Generating large xml files from oracle: Best practices

oracleplsql

提问by ErikL

I'm currently starting work on a project where I will have to write code (pl/sql) to export large XML files, based upon several tables in a database.

我目前正在开始一个项目,我将不得不编写代码 (pl/sql) 以根据数据库中的几个表导出大型 XML 文件。

The export files could become quite large and could contain up to 700.000 customers (with their addresses, orders, telephone numbers, etc..).

导出文件可能会变得非常大,最多可以包含 700.000 个客户(包括他们的地址、订单、电话号码等)。

I was wondering if anyone had some tips on the best approach for this. I could obviously just write out selects with lost of XMLELEMENTS in them, but that would mean the whole file would be generated in memory.
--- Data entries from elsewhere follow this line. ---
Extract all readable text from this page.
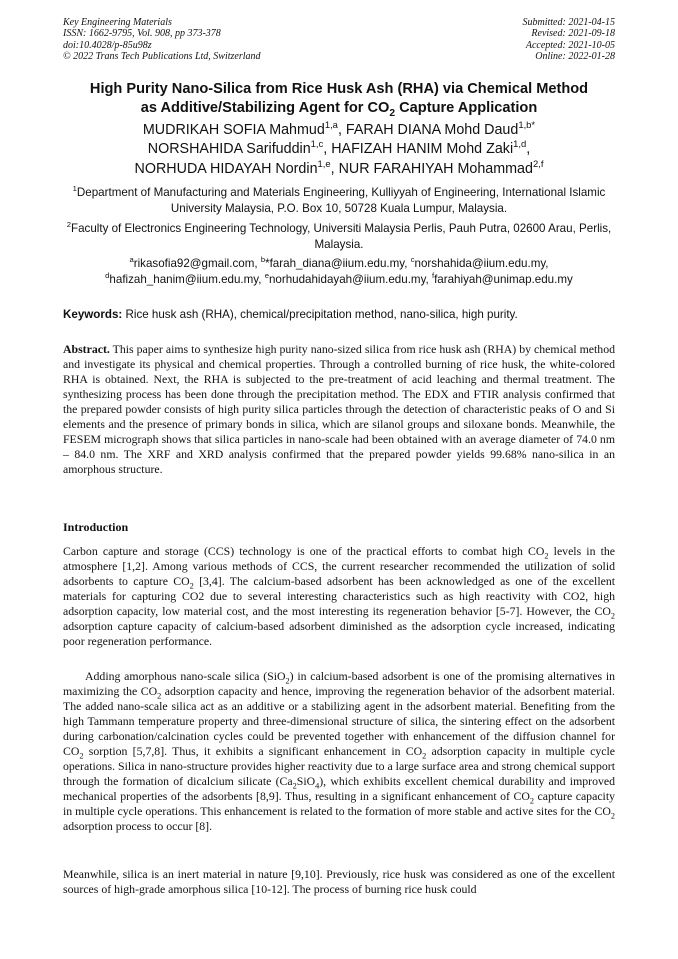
Key Engineering Materials
ISSN: 1662-9795, Vol. 908, pp 373-378
doi:10.4028/p-85u98z
© 2022 Trans Tech Publications Ltd, Switzerland
Submitted: 2021-04-15
Revised: 2021-09-18
Accepted: 2021-10-05
Online: 2022-01-28
High Purity Nano-Silica from Rice Husk Ash (RHA) via Chemical Method
as Additive/Stabilizing Agent for $CO_2$ Capture Application
MUDRIKAH SOFIA Mahmud$^{1,a}$, FARAH DIANA Mohd Daud$^{1,b*}$
NORSHAHIDA Sarifuddin$^{1,c}$, HAFIZAH HANIM Mohd Zaki$^{1,d}$,
NORHUDA HIDAYAH Nordin$^{1,e}$, NUR FARAHIYAH Mohammad$^{2,f}$
$^1$Department of Manufacturing and Materials Engineering, Kulliyyah of Engineering, International Islamic University Malaysia, P.O. Box 10, 50728 Kuala Lumpur, Malaysia.
$^2$Faculty of Electronics Engineering Technology, Universiti Malaysia Perlis, Pauh Putra, 02600 Arau, Perlis, Malaysia.
$^a$rikasofia92@gmail.com, $^b$*farah_diana@iium.edu.my, $^c$norshahida@iium.edu.my,
$^d$hafizah_hanim@iium.edu.my, $^e$norhudahidayah@iium.edu.my, $^f$farahiyah@unimap.edu.my
Keywords: Rice husk ash (RHA), chemical/precipitation method, nano-silica, high purity.
Abstract. This paper aims to synthesize high purity nano-sized silica from rice husk ash (RHA) by chemical method and investigate its physical and chemical properties. Through a controlled burning of rice husk, the white-colored RHA is obtained. Next, the RHA is subjected to the pre-treatment of acid leaching and thermal treatment. The synthesizing process has been done through the precipitation method. The EDX and FTIR analysis confirmed that the prepared powder consists of high purity silica particles through the detection of characteristic peaks of O and Si elements and the presence of primary bonds in silica, which are silanol groups and siloxane bonds. Meanwhile, the FESEM micrograph shows that silica particles in nano-scale had been obtained with an average diameter of 74.0 nm – 84.0 nm. The XRF and XRD analysis confirmed that the prepared powder yields 99.68% nano-silica in an amorphous structure.
Introduction
Carbon capture and storage (CCS) technology is one of the practical efforts to combat high $CO_2$ levels in the atmosphere [1,2]. Among various methods of CCS, the current researcher recommended the utilization of solid adsorbents to capture $CO_2$ [3,4]. The calcium-based adsorbent has been acknowledged as one of the excellent materials for capturing CO2 due to several interesting characteristics such as high reactivity with CO2, high adsorption capacity, low material cost, and the most interesting its regeneration behavior [5-7]. However, the $CO_2$ adsorption capture capacity of calcium-based adsorbent diminished as the adsorption cycle increased, indicating poor regeneration performance.
Adding amorphous nano-scale silica (SiO$_2$) in calcium-based adsorbent is one of the promising alternatives in maximizing the $CO_2$ adsorption capacity and hence, improving the regeneration behavior of the adsorbent material. The added nano-scale silica act as an additive or a stabilizing agent in the adsorbent material. Benefiting from the high Tammann temperature property and three-dimensional structure of silica, the sintering effect on the adsorbent during carbonation/calcination cycles could be prevented together with enhancement of the diffusion channel for $CO_2$ sorption [5,7,8]. Thus, it exhibits a significant enhancement in $CO_2$ adsorption capacity in multiple cycle operations. Silica in nano-structure provides higher reactivity due to a large surface area and strong chemical support through the formation of dicalcium silicate $(Ca_2SiO_4)$, which exhibits excellent chemical durability and improved mechanical properties of the adsorbents [8,9]. Thus, resulting in a significant enhancement of $CO_2$ capture capacity in multiple cycle operations. This enhancement is related to the formation of more stable and active sites for the $CO_2$ adsorption process to occur [8].
Meanwhile, silica is an inert material in nature [9,10]. Previously, rice husk was considered as one of the excellent sources of high-grade amorphous silica [10-12]. The process of burning rice husk could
我想知道是否有人对最佳方法有一些提示。我显然可以只写出其中丢失 XMLELEMENTS 的选择,但这意味着整个文件将在内存中生成。

There's also a XML schema (XSD) available to which the files have to comply. I was also wondering if there's any way to "map" the table to the XML schema.

还有一个 XML 模式 (XSD) 可用,文件必须遵守该模式。我还想知道是否有任何方法可以将表“映射”到 XML 模式。

Any tips are appreciated.

任何提示表示赞赏。

采纳答案by Ben

XML has some... shortcomings in this area. Large XML files, as you note, can hog RAM and UNDO like there's no tomorrow.

XML 在这方面有一些……缺点。正如您所注意到的,大型 XML 文件可能会占用 RAM 和 UNDO,就像没有明天一样。

I don't honestly believe that something called "best practices" exists, it all depends on your own database, server and queries. However, here's what a colleague's (I can't claim credit) just done in order to write huge amounts (4.5GB) of XML to disk from a large number (20?) of large tables (10-400m rows) with extremely complex sub-queries.

老实说,我不相信存在所谓的“最佳实践”,这完全取决于您自己的数据库、服务器和查询。但是,这是一位同事(我不能声称功劳)刚刚做的事情,以便将大量(4.5GB)的 XML 从大量(20?)的大表(10-400m 行)中写入磁盘,并且非常复杂子查询。

  • Actually write out all of those XMLElements

  • If your SELECT statement is at all complex create a table first.

  • Select from the table, taking a reasonable element, hopefully based on your ID. For instance if you have the following structure it would make sense to split it on <record>

    <someXML>
        <record ID="1">
            <blah>
                <moreBlah/>
            </blah>
        </record>
        <record ID="2">
            <blah>
                <moreBlah/>
            </blah>
        </record>
    </someXML>
    
  • Select each record as a CLOB from the database. You then end up with a series of CLOBs that will make up your output XML.

  • Write the opening tag first then individually, or in chunks, write each CLOB to disk

  • Ensure you write to disk locally. If it's not avoidable write to a network share where there's a have a big fat cable pointing at it. You can always move your file afterwards and this'll be more efficient than writing across the network (or a city/country) in chunks.

  • Parallelize! This isn't always possible but if you can do it then do so.

  • Be careful of parallelizing. You don't want to be writing malformed XML.

  • 实际上写出所有这些 XMLElements

  • 如果您的 SELECT 语句非常复杂,请先创建一个表。

  • 从表格中选择一个合理的元素,希望基于您的 ID。例如,如果您具有以下结构,则将其拆分为<record>

    <someXML>
        <record ID="1">
            <blah>
                <moreBlah/>
            </blah>
        </record>
        <record ID="2">
            <blah>
                <moreBlah/>
            </blah>
        </record>
    </someXML>
    
  • 从数据库中选择每条记录作为 CLOB。然后,您最终会得到一系列 CLOB,这些 CLOB 将构成您的输出 XML。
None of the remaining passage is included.